Bitcoin Could Surge 30% to $150K by November, Analyst Kevin Svenson Says
Bitcoin is entering its most aggressive growth phase yet. Kevin Svenson, a cryptocurrency trader and strategist with over 83,000...

Quick overview
- Bitcoin is entering a significant growth phase, with potential to reach $140,000 to $150,000 by year-end, according to trader Kevin Svenson.
- Svenson's bullish outlook is supported by the correlation between Bitcoin's price and the global liquidity index (M2 money supply).
- He predicts upward momentum in Bitcoin until late 2025, followed by a possible correction when M2 declines.
- Current technical and macro indicators suggest a historically bullish setup for Bitcoin, with a final big move anticipated this cycle.

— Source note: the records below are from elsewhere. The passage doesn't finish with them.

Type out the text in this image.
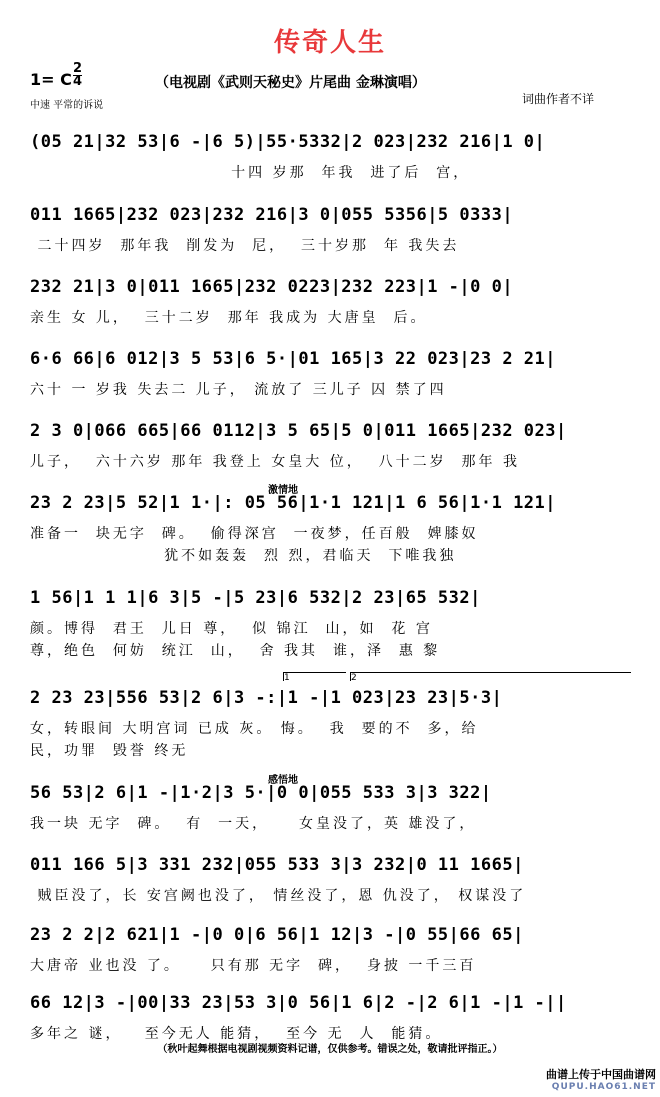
传奇人生
1= C
2
4
中速 平常的诉说
（电视剧《武则天秘史》片尾曲 金琳演唱）
词曲作者不详
(05 21|32 53|6 -|6 5)|55·5332|2 023|232 216|1 0|
十四 岁那  年我  进了后  宫，
011 1665|232 023|232 216|3 0|055 5356|5 0333|
二十四岁  那年我  削发为  尼，  三十岁那  年 我失去
232 21|3 0|011 1665|232 0223|232 223|1 -|0 0|
亲生 女 儿，  三十二岁  那年 我成为 大唐皇  后。
6·6 66|6 012|3 5 53|6 5·|01 165|3 22 023|23 2 21|
六十 一 岁我 失去二 儿子， 流放了 三儿子 囚 禁了四
2 3 0|066 665|66 0112|3 5 65|5 0|011 1665|232 023|
儿子，  六十六岁 那年 我登上 女皇大 位，  八十二岁  那年 我
23 2 23|5 52|1 1·|: 05 56|1·1 121|1 6 56|1·1 121|
准备一  块无字  碑。  偷得深宫  一夜梦，任百般  婢膝奴
犹不如轰轰  烈 烈，君临天  下唯我独
激情地
1 56|1 1 1|6 3|5 -|5 23|6 532|2 23|65 532|
颜。博得  君王  儿日 尊，  似 锦江  山，如  花 宫
尊，绝色  何妨  统江  山，  舍 我其  谁，泽  惠 黎
2 23 23|556 53|2 6|3 -:|1 -|1 023|23 23|5·3|
女，转眼间 大明宫词 已成 灰。 悔。  我  要的不  多，给
民，功罪  毁誉 终无
1	2
56 53|2 6|1 -|1·2|3 5·|0 0|055 533 3|3 322|
我一块 无字  碑。  有  一天，    女皇没了，英 雄没了，
感悟地
011 166 5|3 331 232|055 533 3|3 232|0 11 1665|
贼臣没了，长 安宫阙也没了， 情丝没了，恩 仇没了， 权谋没了
23 2 2|2 621|1 -|0 0|6 56|1 12|3 -|0 55|66 65|
大唐帝 业也没 了。    只有那 无字  碑，  身披 一千三百
66 12|3 -|00|33 23|53 3|0 56|1 6|2 -|2 6|1 -|1 -||
多年之 谜，   至今无人 能猜，  至今 无  人  能猜。
（秋叶起舞根据电视剧视频资料记谱，仅供参考。错误之处，敬请批评指正。）
曲谱上传于中国曲谱网
QUPU.HAO61.NET
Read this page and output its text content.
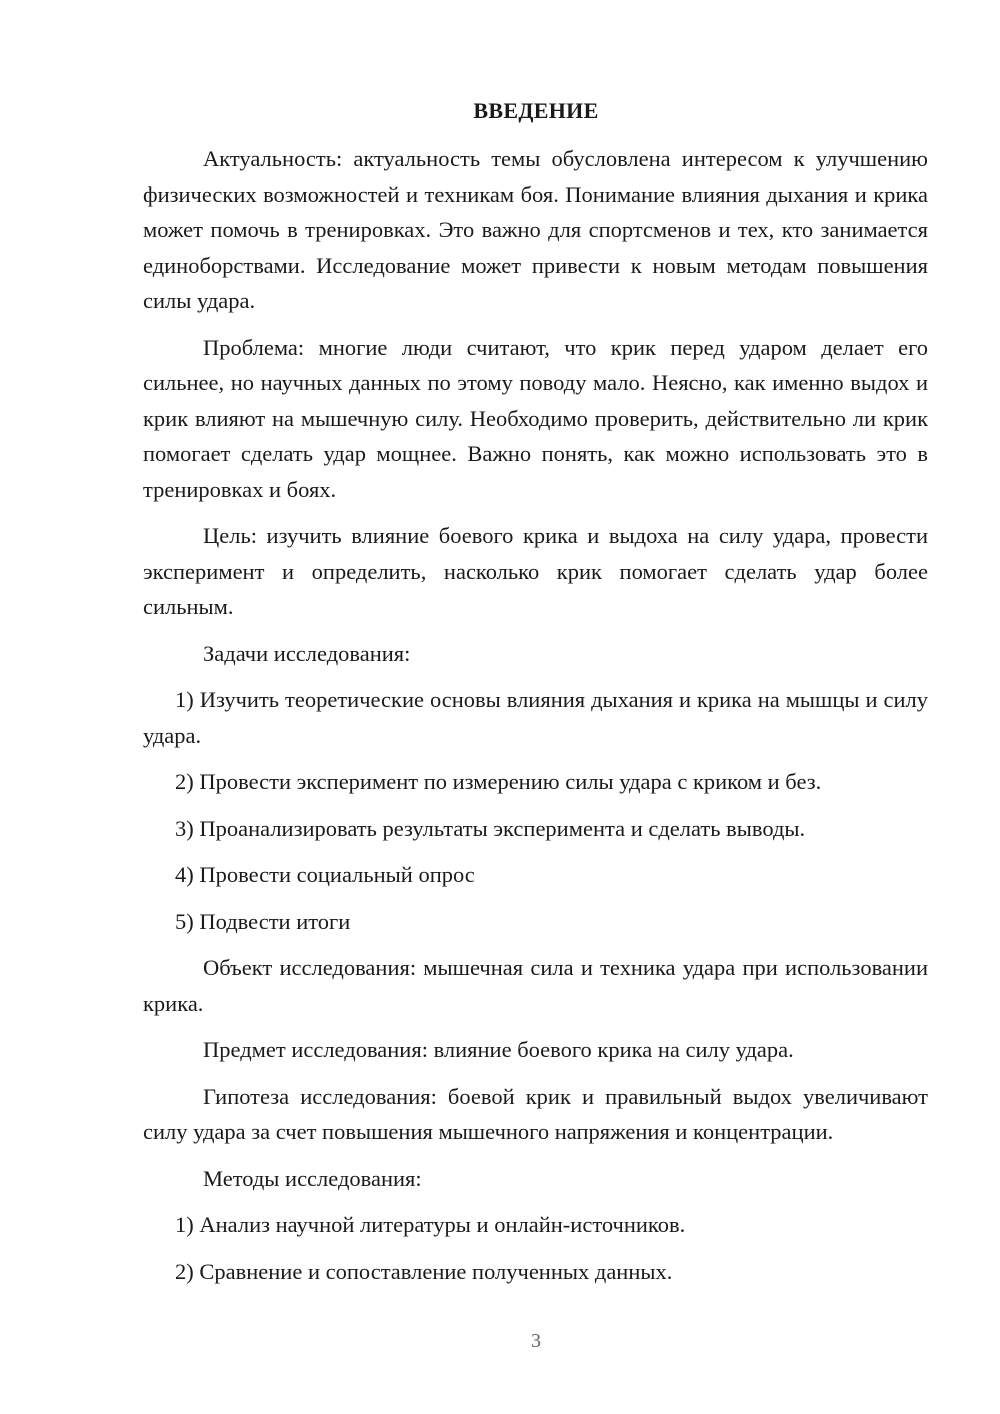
ВВЕДЕНИЕ

Актуальность: актуальность темы обусловлена интересом к улучшению физических возможностей и техникам боя. Понимание влияния дыхания и крика может помочь в тренировках. Это важно для спортсменов и тех, кто занимается единоборствами. Исследование может привести к новым методам повышения силы удара.

Проблема: многие люди считают, что крик перед ударом делает его сильнее, но научных данных по этому поводу мало. Неясно, как именно выдох и крик влияют на мышечную силу. Необходимо проверить, действительно ли крик помогает сделать удар мощнее. Важно понять, как можно использовать это в тренировках и боях.

Цель: изучить влияние боевого крика и выдоха на силу удара, провести эксперимент и определить, насколько крик помогает сделать удар более сильным.

Задачи исследования:

1) Изучить теоретические основы влияния дыхания и крика на мышцы и силу удара.

2) Провести эксперимент по измерению силы удара с криком и без.

3) Проанализировать результаты эксперимента и сделать выводы.

4) Провести социальный опрос

5) Подвести итоги

Объект исследования: мышечная сила и техника удара при использовании крика.

Предмет исследования: влияние боевого крика на силу удара.

Гипотеза исследования: боевой крик и правильный выдох увеличивают силу удара за счет повышения мышечного напряжения и концентрации.

Методы исследования:

1) Анализ научной литературы и онлайн-источников.

2) Сравнение и сопоставление полученных данных.

3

Bitcoin is entering its most aggressive growth phase yet. Kevin Svenson, a cryptocurrency trader and strategist with over 83,000 YouTube followers, says the world’s largest digital asset could go up to 30% from here and reach $140,000 to $150,000 by the end of the year.
Svenson’s forecast is based on the weekly chart, which is following a parabolic curve. “We’re now in the vertical stage of the parabolic trend,” he said, meaning we’re in the blow-off top phase – a period of rapid and steep price increases.
Global Liquidity Driving the Momentum
Svenson points to the global liquidity index, or M2 money supply, as the key driver behind the bullish outlook. M2 tracks the total amount of money in the global financial system and historically has mirrored Bitcoin’s price.
“When you overlay Bitcoin and global M2, the correlation is crazy,” Svenson said. The current liquidity cycle suggests we’ll see more upward momentum until at least October or November 2025 and then a top or correction.
Key points Svenson highlights:
- M2 and Bitcoin have near identical long term trends.
- Global liquidity will rise into late 2025.
- Correction may occur when M2 downturns in Q4 2025.

Bitcoin Price Path to $150K
If Svenson’s parabolic projection plays out, Bitcoin will blow past all-time highs in months. His target range of $140,000 to $150,000 is 30% from here, driven by institutional interest, ETF inflows and macro liquidity trends.
But Svenson warns the Q4 liquidity decline could be the inflection point. “October to November may be where we see a top or major correction,” he said. “Watch price action and liquidity closely.”
For now, Bitcoin’s setup is historically bullish, technical and macro indicators are pointing to one final big move in this cycle. If liquidity expands as expected, Svenson’s targets may be within reach by the end of the year.